I’m sitting in a hospital room, listening to my friend softly snore. He had been awake since 1 am and finally drifted off a little after 7 pm. And of course, within 15 minutes, his IV alarm sounds. I choose a button hoping it will silence the noise. I must have hit the right one—the IV is still dripping and the noise went away. A few minutes later his phone goes off. I quickly flip it over and the call goes to his voice mail.
There is always noise. Sleeping in a hospital is like sleeping on a plane. It’s not real sleep, just sort of an in between worlds. There are carts and voices, elevators dinging, calls over the PA, though not as many as there used to be.
He is very sick. Or he’s not. Maybe there’s a blood clot; maybe it’s scar tissue. His kidney function is way down. No one knows why. Nothing will be determined until some tests are run on Monday. That will be eight days after he was admitted. His arms are covered with dark purple bruises from needle sticks (14 tries one night before they found a vein). Sometimes he bruises just from someone touching him.

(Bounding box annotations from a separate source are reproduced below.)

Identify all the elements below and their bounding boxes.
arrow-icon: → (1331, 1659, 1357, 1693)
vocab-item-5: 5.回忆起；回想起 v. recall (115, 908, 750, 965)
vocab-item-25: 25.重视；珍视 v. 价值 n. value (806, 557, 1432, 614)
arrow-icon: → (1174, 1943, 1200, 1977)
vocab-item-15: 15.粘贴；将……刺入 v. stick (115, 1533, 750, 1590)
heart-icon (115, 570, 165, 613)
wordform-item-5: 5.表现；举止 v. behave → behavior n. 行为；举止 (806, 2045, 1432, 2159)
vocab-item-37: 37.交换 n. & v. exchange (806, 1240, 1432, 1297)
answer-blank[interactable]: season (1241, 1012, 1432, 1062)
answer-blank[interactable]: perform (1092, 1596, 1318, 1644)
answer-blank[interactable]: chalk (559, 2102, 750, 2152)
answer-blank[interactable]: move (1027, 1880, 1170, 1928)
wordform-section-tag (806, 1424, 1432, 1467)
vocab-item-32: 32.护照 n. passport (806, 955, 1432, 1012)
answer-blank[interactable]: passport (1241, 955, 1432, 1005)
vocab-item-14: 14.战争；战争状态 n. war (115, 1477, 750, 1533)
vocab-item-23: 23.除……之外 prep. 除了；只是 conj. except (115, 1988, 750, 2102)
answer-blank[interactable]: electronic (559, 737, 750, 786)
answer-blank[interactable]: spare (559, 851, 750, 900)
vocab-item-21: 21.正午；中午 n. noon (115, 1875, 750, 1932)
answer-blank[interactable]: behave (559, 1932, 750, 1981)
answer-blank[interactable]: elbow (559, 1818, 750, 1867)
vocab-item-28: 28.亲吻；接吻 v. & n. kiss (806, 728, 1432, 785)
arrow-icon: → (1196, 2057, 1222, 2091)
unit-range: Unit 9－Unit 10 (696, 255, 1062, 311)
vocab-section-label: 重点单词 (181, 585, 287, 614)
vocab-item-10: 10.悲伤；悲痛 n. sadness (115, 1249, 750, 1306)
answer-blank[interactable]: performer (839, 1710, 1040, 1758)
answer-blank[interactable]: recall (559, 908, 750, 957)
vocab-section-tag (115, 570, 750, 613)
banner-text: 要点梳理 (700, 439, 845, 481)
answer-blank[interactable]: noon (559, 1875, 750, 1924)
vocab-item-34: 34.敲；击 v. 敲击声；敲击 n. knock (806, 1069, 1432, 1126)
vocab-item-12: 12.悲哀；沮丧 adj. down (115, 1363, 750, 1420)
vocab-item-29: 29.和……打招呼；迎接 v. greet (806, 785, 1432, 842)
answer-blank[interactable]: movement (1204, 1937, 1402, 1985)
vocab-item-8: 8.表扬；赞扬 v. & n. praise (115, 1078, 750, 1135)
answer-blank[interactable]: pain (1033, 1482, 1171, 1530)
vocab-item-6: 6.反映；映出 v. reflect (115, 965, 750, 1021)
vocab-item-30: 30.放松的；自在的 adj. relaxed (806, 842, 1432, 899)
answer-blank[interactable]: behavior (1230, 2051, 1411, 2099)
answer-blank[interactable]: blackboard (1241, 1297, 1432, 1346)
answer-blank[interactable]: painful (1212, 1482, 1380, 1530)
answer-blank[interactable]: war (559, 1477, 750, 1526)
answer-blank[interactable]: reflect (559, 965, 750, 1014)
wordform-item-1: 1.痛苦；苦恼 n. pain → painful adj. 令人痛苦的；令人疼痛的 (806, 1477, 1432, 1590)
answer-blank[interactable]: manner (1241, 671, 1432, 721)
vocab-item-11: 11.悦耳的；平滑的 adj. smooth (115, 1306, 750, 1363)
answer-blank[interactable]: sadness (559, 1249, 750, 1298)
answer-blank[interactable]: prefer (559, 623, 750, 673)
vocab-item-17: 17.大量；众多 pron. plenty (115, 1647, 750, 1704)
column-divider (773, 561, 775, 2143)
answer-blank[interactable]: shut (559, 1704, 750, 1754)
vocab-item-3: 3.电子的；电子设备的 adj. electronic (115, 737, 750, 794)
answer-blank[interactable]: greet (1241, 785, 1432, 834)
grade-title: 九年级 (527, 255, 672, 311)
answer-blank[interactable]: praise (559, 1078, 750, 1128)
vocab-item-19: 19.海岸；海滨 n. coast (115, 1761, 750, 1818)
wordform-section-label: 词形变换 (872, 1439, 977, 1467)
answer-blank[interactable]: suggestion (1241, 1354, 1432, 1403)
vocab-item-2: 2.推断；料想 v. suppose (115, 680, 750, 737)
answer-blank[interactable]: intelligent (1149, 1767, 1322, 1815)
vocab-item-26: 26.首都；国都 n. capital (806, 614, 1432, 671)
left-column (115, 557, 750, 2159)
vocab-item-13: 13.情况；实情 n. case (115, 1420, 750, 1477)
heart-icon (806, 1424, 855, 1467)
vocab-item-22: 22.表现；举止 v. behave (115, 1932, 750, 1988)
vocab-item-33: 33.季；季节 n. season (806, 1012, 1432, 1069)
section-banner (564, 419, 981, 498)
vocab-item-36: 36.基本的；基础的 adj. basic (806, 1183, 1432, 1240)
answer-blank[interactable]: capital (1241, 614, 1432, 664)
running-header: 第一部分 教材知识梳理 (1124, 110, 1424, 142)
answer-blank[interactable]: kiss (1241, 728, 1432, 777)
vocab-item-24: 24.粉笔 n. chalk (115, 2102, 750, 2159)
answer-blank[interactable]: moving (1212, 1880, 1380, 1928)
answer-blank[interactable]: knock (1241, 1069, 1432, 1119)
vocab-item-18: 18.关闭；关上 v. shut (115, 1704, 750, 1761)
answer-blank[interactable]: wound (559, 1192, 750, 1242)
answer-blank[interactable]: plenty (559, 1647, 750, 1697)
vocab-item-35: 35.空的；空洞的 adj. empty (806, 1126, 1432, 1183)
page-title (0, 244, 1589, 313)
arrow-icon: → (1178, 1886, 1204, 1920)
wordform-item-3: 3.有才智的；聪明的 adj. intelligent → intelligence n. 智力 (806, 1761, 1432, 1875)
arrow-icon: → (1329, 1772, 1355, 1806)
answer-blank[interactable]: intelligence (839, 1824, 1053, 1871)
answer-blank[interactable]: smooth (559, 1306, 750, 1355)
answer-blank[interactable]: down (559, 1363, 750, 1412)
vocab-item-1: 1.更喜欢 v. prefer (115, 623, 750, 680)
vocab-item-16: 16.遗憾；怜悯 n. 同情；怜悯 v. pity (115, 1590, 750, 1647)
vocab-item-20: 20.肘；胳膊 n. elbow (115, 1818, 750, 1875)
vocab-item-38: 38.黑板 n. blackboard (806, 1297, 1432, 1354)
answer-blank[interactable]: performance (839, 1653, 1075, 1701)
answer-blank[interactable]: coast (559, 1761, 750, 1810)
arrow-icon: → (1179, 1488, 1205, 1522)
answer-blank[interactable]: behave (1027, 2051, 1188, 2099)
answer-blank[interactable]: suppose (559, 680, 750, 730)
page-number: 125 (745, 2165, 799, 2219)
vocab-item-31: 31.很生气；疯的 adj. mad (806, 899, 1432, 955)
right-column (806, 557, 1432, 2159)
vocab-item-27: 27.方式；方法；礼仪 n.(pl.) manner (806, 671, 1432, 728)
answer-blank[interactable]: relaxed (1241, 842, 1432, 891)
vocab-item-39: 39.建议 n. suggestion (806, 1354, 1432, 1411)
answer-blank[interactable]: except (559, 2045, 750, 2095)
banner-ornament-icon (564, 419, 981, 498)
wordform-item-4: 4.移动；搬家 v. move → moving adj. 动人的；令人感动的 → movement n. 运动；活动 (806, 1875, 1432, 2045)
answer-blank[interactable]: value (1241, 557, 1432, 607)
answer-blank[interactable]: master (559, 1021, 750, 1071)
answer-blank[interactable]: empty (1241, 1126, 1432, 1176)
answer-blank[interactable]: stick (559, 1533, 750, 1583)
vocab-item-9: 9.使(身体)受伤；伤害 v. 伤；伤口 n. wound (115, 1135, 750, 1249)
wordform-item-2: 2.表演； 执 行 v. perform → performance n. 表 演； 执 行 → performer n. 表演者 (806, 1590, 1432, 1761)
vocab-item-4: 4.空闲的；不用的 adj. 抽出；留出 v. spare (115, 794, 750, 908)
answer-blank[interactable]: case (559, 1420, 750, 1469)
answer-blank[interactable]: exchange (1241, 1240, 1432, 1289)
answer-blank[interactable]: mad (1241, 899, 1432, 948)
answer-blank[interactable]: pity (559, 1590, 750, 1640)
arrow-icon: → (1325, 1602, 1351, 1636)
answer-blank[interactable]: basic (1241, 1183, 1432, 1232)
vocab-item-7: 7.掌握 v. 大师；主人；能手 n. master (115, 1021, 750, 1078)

He craves showers and washing his hair. He has learned how to turn off the alarm that notifies the staff if he gets out of the bed. He has learned where they store the contacts and the batteries for his heart monitor. He engages everyone he can in conversation, learning as much as he can about their work, what they do for fun, where they went to school, what they’re studying, where they are from, all about their families. The hours in a hospital drag.
He is wildly entertaining, incredibly verbal. Sometimes so much so that I gape at him in wonder (and annoyance), then ask, “How can so many words fall out of your mouth?” He tells stories in exact detail. He is experiential which means he experiences things all over again as he tells you about them. He has to go through the entire story; there are no short cuts, no cutting to the punch line, no interruptions allowed. Some of the doctors and nurses are okay with this; others are less patient. They don’t get it. Or him. We don’t like them.
He is not an easy person. He is confident, probably arrogant. He is loud. He once spoke to hundreds standing on a table in Las Vegas—no microphone needed—and held them spellbound. He knows how to make his voice boom, how to make his voice shake and rumble and roar. Sometimes his voice drops to a conspiratorial whisper. Then his eyes crinkle and twinkle and he smiles and he laughs at his own joke, even though he has often told me that a speaker should never laugh at his own jokes. I laugh at my own jokes, too.
So this man, my friend, who holds worlds of experience, who has literally made and lost millions in his lifetime, is now in a battle for his life. He is afraid and he’ll tell you that he’s afraid. I’m afraid for him. We know it’s a war we all lose but we are determined, he and I, that he will not lose this particular battle.
He wrote a book and it’s one of my favorite stories to tell.
He was speaking to a group on real estate financing – how to use notes and other forms of paper (it’s called paper in the financial world). He’s a born teacher and he loves to speak and expound, and may, this one night, have gotten a little carried away. At the end of his talk he said, “I’m writing a book on this very topic. If you like what you heard here tonight, go see Angel [his girlfriend] in the back of the room. The book is going to be $50 but if you buy it tonight, it’s $25. The book will be ready in two weeks.”
And people went to the back of the room and gave Angel cash and checks and their names and addresses. As they drove home, Angel counted the money—around $1,600 if I remember the story correctly—and commented, “I didn’t know you wrote a book.”
He said, “I haven’t. But I’ve got two weeks to write one!”
He sat down and eleven days later he had a pretty good book. They printed copies out on a daisy wheel printer (you kids can go Google that), and mailed out over 60 copies of what would become a classic among real estate investors. It sold thousands of copies over the years and a re-release that we did last year made the top 10 in several categories on Amazon with a very small marketing push and a very ugly cover.
He has done enough to fill several books. He walked from Massachusetts to Florida as a teenager. He rode his bike for 3,000 miles, just to clarify his thoughts. He has sailing stories and fishing stories and coming of age stories and stories and stories and stories.
I realize, watching him sleep, exhausted and worn, that I need to record these stories of his so his grandchildren will hear his voice and his son, who is working on the family genealogy, can fill in the blanks. I wish that I could record him telling the stories directly to his grandchildren. I picture them all on a couch in front of a fire, the kids listening as spellbound as those investors in Vegas, his son and daughter-in-law looking on contentedly. It’s a Norman Rockwell image in my head; a fantasy that will never happen.
So, when we haul his old, tired butt out of this hospital, I’ll start the recordings. Maybe his family will like them, maybe not. I like his stories and that’s enough.
Wow! Nice post.
I hope he gets out of the medical slam soon. Hospitals are sometimes worse than the ailment.
And I hope you’ll turn the recordings into a book. One of my clients created a self-published memoir just for family and friends, complete with a nice cover. It was a great idea, and it doesn’t cost that much. It gives folks something to hand down to their children and share with other family. It even creates a historical record, on a very local level. If the person was prominent in a town or an organization, the book can be given to a related archive.